Hemant Divate is a Marathi poet, editor, publisher, translator, and poetry activist. He is the author of seven poetry collections in Marathi. His most recent book in Marathi is Paranoia, awarded by Govt. of Maharashtra’s Kavi Keshavsut Award. He has a book each in Spanish, Irish, Arabic, German, and Estonian apart from five in English. His poems have also been translated into more than 30 international languages.

His publishing house, Paperwall Publishing, has published (under its Poetrywala imprint) more than 150 poetry collections.

Mustansir Dalvi is a poet, translator, and editor. He has three books of poems — Brouhahas of Cocks (Poetrywala, 2013), Cosmopolitician (Poetrywala, 2018) and Walk (Poetrywala, 2019/Yavanika Press, 2020). His poems are included in the anthologies Converse: Contemporary Indian Poetry in English (Sudeep Sen, editor, Pippa Rann Books, 2022) and Future Library: Contemporary Indian Writing (Anjum Hasan and Sampurna Chattarji, editors, Red Hen Press, 2022). His poems have been translated into French, Croatian, Gujarati, and Marathi.
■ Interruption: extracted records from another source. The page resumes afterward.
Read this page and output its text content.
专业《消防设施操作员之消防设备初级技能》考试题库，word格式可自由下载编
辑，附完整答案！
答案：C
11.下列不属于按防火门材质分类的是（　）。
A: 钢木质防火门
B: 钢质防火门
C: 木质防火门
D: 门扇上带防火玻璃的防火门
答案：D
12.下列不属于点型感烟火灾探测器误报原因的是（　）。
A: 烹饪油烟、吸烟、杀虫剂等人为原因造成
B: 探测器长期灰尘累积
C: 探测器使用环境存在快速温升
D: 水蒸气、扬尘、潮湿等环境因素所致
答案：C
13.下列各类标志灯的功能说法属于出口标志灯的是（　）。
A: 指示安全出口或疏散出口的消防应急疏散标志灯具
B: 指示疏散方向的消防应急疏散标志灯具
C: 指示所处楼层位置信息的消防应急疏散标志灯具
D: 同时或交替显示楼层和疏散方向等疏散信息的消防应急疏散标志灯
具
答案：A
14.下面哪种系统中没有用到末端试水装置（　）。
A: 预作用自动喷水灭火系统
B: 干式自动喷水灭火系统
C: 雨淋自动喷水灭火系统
Mustansir Dalvi’s 2012 English translation of Muhammad Iqbal’s influential Shikwa and Jawaab-e-Shikwa from the Urdu as Taking Issue and Allah’s Answer (India Penguin Modern Classics) has been described as ‘insolent and heretical’ and makes Iqbal’s verse accessible to the modern reader. He is the editor of Man without a Navel, a collection of new and selected translations of Hemant Divate’s poems from the Marathi (Poetrywala, 2018). Mustansir Dalvi was born in Bombay. He teaches architecture in Mumbai.